Dinnertime, by Bob Reeves (1998)
Not a game but a single puzzle, a simple and ancient one.
The Last Dark Day, by Bob Reeves (2011)
The darkness is almost done. Go toward the light!
Mahadev, by Bob Reeves (2011)
A deity discovers and meets his destiny ... or not.
Mazemapper, by Bob Reeves (1999)
Dedicated to everyone who loves mapping mazes. I think there might be three of us.
The Mean Story, by Bob Reeves (1999)
An egregiously heartless and un-p.c. example of black humor, inspired by fantasies two of my friends came up with in high school. We've all grown since high school.

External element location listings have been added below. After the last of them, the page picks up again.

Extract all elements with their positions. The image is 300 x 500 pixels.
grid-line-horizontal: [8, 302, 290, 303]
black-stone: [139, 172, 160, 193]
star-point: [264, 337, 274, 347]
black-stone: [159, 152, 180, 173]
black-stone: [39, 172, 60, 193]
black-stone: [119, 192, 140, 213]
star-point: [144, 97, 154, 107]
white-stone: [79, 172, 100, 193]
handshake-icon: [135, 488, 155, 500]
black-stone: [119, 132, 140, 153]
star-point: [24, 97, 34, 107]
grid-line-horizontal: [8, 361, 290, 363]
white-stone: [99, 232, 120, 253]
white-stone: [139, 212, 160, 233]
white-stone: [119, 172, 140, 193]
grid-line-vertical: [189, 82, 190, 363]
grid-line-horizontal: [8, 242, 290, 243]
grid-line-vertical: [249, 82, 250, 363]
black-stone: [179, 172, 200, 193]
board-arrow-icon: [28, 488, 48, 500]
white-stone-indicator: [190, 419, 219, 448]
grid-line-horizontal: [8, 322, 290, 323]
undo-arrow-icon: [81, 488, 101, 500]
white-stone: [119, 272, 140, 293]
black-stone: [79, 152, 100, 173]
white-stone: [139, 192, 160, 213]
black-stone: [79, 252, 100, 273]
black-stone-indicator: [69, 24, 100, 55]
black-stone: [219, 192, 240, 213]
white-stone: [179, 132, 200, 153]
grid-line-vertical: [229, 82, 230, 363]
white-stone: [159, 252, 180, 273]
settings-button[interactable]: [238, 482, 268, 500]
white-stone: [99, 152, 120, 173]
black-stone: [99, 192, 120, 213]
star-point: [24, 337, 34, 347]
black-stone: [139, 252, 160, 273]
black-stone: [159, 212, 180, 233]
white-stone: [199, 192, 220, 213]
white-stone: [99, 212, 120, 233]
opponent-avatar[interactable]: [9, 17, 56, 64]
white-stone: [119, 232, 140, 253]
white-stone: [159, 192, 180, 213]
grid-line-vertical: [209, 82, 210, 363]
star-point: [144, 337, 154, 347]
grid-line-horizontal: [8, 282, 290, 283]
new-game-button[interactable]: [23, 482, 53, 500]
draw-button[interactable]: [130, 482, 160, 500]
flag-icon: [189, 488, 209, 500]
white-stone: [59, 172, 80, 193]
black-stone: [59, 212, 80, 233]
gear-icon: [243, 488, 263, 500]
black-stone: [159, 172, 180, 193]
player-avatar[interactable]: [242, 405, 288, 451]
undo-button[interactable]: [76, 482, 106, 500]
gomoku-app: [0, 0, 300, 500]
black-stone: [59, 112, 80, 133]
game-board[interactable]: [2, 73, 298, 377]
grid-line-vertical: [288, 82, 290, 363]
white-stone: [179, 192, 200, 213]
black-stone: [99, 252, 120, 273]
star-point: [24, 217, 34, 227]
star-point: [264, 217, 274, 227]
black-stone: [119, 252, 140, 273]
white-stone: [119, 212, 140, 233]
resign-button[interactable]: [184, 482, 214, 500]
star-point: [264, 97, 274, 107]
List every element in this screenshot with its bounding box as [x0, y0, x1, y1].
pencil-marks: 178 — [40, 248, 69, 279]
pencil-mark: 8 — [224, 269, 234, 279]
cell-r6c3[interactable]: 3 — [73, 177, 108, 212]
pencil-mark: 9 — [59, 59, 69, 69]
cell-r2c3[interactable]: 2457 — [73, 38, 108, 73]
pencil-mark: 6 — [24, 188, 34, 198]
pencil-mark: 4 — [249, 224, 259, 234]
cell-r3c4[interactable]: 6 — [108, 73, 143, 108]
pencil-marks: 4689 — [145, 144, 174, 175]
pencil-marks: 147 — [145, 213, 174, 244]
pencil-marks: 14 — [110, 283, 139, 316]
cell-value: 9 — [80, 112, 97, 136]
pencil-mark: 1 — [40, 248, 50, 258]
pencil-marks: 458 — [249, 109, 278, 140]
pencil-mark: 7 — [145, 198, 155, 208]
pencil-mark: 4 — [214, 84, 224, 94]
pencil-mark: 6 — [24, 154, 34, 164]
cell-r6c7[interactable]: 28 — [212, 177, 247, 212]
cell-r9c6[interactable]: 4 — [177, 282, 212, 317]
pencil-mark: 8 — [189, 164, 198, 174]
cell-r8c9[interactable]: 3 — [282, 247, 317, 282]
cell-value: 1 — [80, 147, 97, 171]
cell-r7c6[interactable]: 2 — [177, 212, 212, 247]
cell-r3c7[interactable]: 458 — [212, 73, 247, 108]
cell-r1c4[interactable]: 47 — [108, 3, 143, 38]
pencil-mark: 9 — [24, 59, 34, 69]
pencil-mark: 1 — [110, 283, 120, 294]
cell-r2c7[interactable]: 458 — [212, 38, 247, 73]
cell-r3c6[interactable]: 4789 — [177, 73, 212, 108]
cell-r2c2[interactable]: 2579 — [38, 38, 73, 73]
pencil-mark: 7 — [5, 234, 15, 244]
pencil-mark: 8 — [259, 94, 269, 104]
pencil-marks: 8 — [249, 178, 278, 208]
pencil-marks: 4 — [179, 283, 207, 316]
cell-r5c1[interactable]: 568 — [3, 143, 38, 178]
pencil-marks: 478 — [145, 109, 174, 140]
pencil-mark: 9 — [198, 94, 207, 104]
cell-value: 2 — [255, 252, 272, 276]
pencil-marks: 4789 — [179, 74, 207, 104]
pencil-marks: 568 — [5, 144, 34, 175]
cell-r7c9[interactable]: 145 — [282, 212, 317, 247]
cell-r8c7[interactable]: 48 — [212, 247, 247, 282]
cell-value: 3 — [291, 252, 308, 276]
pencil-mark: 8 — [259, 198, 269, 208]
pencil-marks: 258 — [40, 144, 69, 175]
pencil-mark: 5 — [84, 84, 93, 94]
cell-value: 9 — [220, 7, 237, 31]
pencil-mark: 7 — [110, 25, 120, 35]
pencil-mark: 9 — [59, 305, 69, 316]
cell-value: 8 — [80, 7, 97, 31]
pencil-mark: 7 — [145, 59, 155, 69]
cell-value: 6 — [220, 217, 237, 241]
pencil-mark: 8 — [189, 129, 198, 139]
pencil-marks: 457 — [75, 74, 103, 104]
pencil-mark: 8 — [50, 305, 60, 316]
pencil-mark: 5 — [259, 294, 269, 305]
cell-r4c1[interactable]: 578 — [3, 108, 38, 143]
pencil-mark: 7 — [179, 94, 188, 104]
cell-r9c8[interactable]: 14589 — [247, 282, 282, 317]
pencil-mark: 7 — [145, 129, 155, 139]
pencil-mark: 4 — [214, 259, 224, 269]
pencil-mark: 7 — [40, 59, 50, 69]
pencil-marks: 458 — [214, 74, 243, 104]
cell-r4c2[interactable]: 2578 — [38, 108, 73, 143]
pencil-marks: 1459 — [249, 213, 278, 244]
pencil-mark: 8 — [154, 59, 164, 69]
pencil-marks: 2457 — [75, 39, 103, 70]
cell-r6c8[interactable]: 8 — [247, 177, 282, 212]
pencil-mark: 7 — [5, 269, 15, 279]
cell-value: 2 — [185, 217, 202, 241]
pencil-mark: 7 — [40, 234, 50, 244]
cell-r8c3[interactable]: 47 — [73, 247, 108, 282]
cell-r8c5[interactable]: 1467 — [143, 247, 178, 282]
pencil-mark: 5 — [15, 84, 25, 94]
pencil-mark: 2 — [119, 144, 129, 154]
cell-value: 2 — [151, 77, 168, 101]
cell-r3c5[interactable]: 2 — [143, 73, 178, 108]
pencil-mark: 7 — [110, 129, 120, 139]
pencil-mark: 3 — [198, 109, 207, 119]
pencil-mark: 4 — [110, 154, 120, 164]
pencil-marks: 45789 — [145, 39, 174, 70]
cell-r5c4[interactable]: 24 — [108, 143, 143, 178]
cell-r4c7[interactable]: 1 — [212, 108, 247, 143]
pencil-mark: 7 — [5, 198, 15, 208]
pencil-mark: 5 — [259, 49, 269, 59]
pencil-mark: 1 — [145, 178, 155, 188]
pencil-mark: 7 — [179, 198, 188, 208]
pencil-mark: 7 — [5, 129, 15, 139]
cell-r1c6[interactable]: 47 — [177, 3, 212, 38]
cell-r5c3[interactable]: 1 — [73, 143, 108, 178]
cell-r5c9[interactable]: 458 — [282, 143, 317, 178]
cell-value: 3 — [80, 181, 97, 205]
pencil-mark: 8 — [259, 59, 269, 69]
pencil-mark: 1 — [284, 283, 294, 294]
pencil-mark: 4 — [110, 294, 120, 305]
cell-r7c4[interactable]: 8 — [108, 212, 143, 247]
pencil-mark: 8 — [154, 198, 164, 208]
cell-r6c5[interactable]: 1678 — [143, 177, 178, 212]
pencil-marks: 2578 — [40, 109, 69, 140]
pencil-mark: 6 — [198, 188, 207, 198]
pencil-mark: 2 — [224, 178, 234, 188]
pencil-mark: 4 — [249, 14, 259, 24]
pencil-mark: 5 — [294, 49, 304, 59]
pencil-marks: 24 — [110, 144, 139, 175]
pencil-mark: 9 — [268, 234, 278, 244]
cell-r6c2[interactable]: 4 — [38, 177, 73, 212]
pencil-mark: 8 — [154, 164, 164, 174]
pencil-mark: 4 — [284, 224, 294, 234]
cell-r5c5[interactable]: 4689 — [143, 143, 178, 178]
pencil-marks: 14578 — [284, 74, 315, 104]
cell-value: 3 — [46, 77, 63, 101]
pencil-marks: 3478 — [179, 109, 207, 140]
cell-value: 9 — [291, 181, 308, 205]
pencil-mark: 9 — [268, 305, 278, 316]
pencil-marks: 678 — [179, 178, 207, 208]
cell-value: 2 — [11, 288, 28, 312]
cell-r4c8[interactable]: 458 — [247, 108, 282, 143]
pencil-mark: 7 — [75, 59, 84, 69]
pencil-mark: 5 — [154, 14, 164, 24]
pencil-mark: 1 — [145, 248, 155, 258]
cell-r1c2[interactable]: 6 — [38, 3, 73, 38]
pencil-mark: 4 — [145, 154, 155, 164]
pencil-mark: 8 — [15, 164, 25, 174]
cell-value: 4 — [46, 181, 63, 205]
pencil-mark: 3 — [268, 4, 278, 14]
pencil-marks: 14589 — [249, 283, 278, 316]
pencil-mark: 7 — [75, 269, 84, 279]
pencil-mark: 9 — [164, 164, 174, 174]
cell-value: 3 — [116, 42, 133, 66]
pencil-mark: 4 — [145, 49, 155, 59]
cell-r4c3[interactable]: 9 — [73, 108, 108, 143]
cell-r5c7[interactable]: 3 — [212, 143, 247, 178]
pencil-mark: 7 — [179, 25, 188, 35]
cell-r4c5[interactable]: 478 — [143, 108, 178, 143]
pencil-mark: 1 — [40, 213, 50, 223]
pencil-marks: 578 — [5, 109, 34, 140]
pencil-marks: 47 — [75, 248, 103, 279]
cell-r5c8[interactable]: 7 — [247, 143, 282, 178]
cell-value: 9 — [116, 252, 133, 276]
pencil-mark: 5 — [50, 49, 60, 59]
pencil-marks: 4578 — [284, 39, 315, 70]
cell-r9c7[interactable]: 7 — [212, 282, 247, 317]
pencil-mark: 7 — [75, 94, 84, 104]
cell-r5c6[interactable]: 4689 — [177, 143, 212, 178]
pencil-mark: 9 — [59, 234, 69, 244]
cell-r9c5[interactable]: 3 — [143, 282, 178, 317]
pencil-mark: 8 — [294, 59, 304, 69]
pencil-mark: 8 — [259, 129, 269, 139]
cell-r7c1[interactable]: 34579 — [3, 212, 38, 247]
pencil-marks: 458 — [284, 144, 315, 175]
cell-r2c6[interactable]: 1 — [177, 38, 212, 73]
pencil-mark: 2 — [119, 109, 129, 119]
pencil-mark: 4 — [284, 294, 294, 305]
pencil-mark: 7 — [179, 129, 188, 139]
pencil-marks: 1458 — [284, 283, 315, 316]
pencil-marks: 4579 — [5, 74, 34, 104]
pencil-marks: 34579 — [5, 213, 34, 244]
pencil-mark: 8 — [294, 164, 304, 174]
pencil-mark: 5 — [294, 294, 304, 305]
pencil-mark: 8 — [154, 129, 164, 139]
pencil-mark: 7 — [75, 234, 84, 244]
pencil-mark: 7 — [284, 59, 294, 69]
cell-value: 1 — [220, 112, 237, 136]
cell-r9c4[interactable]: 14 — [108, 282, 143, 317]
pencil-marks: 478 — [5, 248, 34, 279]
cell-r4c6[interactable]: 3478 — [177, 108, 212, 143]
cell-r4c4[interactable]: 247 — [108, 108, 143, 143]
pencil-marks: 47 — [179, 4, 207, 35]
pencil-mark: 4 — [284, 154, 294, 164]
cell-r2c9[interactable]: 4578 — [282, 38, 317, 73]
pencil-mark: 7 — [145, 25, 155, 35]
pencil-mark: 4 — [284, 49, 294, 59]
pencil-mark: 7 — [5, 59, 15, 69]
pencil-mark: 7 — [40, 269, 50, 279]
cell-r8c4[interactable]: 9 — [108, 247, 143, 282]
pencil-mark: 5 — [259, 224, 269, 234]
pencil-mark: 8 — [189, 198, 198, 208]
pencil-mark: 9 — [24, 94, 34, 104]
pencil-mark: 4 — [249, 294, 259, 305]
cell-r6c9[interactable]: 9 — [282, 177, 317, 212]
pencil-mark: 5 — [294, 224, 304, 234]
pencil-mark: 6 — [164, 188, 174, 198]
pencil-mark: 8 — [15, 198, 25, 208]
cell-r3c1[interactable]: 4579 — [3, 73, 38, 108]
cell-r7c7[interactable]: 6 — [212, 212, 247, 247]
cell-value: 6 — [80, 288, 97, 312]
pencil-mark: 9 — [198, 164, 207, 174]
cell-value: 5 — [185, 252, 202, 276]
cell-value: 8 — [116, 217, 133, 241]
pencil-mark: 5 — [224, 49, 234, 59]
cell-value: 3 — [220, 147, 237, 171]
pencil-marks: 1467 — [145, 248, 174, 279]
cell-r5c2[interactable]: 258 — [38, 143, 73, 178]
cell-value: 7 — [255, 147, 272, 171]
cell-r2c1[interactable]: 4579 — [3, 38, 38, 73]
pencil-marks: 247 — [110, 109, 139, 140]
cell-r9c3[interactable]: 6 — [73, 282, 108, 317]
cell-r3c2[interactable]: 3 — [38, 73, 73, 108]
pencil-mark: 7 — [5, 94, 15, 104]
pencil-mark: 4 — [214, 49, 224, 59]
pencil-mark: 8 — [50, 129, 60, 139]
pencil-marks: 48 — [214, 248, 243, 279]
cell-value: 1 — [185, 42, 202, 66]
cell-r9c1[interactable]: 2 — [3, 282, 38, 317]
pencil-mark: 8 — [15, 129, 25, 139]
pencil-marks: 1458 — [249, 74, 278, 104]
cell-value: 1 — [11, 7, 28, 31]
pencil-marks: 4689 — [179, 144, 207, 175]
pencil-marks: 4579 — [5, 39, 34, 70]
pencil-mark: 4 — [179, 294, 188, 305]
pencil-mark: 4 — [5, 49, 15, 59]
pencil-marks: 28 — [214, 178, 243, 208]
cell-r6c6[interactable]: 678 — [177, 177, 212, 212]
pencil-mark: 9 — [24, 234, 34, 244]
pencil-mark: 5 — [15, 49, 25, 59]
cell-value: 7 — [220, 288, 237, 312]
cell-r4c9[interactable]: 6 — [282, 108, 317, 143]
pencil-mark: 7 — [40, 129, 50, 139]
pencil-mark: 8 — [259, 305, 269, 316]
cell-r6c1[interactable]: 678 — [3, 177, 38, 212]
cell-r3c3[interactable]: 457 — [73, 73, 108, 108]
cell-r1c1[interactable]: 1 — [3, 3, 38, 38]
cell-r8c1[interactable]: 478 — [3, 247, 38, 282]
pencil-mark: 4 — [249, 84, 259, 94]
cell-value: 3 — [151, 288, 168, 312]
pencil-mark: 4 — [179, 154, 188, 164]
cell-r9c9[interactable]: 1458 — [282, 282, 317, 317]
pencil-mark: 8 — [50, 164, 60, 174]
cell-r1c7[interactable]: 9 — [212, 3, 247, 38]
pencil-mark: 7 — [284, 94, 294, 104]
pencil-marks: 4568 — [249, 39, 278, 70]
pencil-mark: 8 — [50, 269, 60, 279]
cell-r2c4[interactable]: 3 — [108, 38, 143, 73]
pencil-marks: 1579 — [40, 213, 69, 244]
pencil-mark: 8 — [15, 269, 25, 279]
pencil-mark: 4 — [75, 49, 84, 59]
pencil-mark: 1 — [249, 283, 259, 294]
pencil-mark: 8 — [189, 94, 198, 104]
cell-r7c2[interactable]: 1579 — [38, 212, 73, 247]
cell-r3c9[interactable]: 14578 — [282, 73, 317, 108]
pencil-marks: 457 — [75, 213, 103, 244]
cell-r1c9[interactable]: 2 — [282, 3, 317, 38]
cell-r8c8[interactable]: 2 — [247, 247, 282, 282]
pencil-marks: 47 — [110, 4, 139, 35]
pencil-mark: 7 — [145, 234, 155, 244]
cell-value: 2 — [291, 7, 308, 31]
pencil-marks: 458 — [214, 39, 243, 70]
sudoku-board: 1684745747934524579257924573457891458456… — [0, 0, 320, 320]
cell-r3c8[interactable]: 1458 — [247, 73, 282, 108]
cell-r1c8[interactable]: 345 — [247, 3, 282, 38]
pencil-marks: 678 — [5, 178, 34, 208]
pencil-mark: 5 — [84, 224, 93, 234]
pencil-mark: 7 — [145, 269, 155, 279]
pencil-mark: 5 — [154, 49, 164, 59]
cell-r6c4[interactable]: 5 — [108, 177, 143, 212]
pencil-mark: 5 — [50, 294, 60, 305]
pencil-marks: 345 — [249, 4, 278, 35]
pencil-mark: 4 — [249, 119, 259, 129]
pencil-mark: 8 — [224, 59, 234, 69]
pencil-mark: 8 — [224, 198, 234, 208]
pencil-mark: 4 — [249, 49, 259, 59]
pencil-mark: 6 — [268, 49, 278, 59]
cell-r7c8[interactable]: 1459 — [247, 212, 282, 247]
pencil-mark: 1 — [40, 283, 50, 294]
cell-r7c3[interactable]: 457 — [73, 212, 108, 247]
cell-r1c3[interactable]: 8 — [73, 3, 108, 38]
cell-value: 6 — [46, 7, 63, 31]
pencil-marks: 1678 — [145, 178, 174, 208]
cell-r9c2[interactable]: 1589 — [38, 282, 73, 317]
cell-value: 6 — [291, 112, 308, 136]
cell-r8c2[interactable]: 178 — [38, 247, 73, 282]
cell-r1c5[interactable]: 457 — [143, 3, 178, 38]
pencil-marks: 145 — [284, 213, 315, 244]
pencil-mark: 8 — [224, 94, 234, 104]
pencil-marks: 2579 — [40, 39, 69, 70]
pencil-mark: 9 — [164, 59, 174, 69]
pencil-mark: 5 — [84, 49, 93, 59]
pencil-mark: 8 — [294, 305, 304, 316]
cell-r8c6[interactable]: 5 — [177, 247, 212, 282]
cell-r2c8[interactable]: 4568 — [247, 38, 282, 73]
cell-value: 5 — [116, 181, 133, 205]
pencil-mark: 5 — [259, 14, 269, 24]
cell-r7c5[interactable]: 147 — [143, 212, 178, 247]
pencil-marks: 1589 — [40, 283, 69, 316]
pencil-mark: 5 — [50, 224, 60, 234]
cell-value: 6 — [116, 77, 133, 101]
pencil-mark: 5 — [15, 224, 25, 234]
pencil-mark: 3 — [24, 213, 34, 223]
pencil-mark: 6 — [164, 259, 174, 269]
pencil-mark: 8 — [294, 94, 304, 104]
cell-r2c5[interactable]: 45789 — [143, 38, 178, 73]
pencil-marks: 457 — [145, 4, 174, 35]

You'd think.
RANS: An Interworld Progress, by Bob Reeves (2000)
A burnt-out fantasy writer is transported into his own imaginary kingdom to learn a few lessons about himself and be confronted with a few questions. [--blurb from The Z-Files Catalogue]
Sturdlint (The Mempotnaclob), by Bob Reeves (2011)
The easiest of all games, containing the easiest imaginable puzzles, but ... uh ... what are they, exactly?
They're After You!, by Bob Reeves (1999)
A chase scene ... yeah, that's about it.
To Get To the Other Side, by Bob Reeves (1999)
My first actual game. Fun with boxes, painted rooms, broken tv sets, toy nuclear bombs, homicidal truckdrivers, and more (but no chickens). Z-Code version eliminates a pair of doors and their key...
The Valley House, by Bob Reeves (2011)
A puzzle-free trip through a day, in some ways a typical day, in other ways not. How much you discover about the nature of this day, and your part in it, is up to you.
Zork LXIX: The Great Underground Hot Dog, by Bob Reeves (2011)
An epic quest for junk food in a hitherto unexplored section of the Great Underground Empire. (Didn't think there were any left, did you.)